The accounts, for the 12 months ending 30 December 2019, show that the company continues to qualify as a “micro-entity”, allowing it to file brief and unaudited accounts.
Its total assets are £42,369 and US citizen Taylor McWilliams remains the sole director. Hondo Enterprises has one employee.
Another company of which McWilliams is the sole director, Hondo Asset Manager, has also filed accounts for the same period. Another micro-entity, it has four employees.
Its accounts show that McWilliams repaid a debt of £6,343 he owed to the company earlier this month, two days before its accounts were approved.
Hondo Asset Manager is owed £356,465 by Hondo Enterprises and £167,712 by Housekeeping Enterprises. Housekeeping is a four-person DJ collective of which McWilliams is a member.

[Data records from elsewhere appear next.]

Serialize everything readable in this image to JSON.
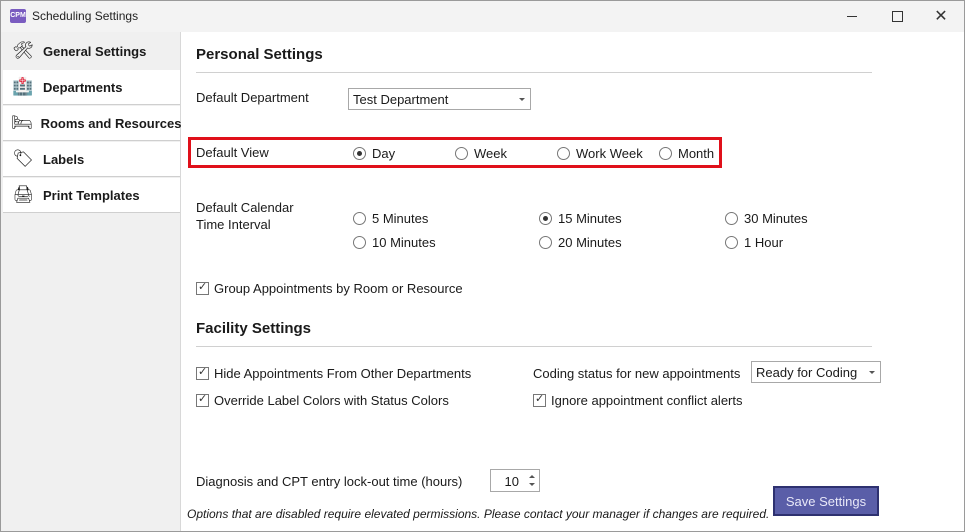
{
  "window": {
    "title": "Scheduling Settings",
    "app_icon_text": "CPM",
    "minimize_glyph": "minimize-icon",
    "maximize_glyph": "maximize-icon",
    "close_glyph": "✕"
  },
  "sidebar": {
    "items": [
      {
        "label": "General Settings",
        "icon": "tools-icon",
        "glyph": "🛠"
      },
      {
        "label": "Departments",
        "icon": "building-icon",
        "glyph": "🏥"
      },
      {
        "label": "Rooms and Resources",
        "icon": "bed-icon",
        "glyph": "🛏"
      },
      {
        "label": "Labels",
        "icon": "tag-icon",
        "glyph": "🏷"
      },
      {
        "label": "Print Templates",
        "icon": "printer-icon",
        "glyph": "🖨"
      }
    ]
  },
  "personal": {
    "title": "Personal Settings",
    "default_department_label": "Default Department",
    "default_department_value": "Test Department",
    "default_view_label": "Default View",
    "default_view_options": [
      "Day",
      "Week",
      "Work Week",
      "Month"
    ],
    "default_view_selected": "Day",
    "interval_label_line1": "Default Calendar",
    "interval_label_line2": "Time Interval",
    "interval_options": [
      "5 Minutes",
      "15 Minutes",
      "30 Minutes",
      "10 Minutes",
      "20 Minutes",
      "1 Hour"
    ],
    "interval_selected": "15 Minutes",
    "group_by_room_label": "Group Appointments by Room or Resource",
    "group_by_room_checked": true
  },
  "facility": {
    "title": "Facility Settings",
    "hide_other_depts_label": "Hide Appointments From Other Departments",
    "hide_other_depts_checked": true,
    "override_label_colors_label": "Override Label Colors with Status Colors",
    "override_label_colors_checked": true,
    "coding_status_label": "Coding status for new appointments",
    "coding_status_value": "Ready for Coding",
    "ignore_conflicts_label": "Ignore appointment conflict alerts",
    "ignore_conflicts_checked": true
  },
  "lockout": {
    "label": "Diagnosis and CPT entry lock-out time (hours)",
    "value": "10"
  },
  "footer": {
    "save_label": "Save Settings",
    "note": "Options that are disabled require elevated permissions.  Please contact your manager if changes are required."
  },
  "colors": {
    "highlight": "#e0101a",
    "save_button": "#5a5ea8"
  }
}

The accounts say that both companies are controlled by McWilliams and that “these loans are advanced in the normal course of business and bear no charge to interest and have no fixed repayment dates.”
Brixton Village and Market Row, as well as the planned 20-storey office block development on Pope’s Road, are controlled by a group of Amsterdam-registered companies with directors from the New York based finance company Angelo Gordon.
Hondo has confirmed that it does not own the Pope’s Road site, but has refused to give any details about this anomaly to the Blog on the grounds that its ownership is “a private matter”, despite the proposed development threatening to change the entire character of Brixton.
The Angelo Gordon/Hondo combination also owns the site of the former Club 414 on Coldharbour Lane.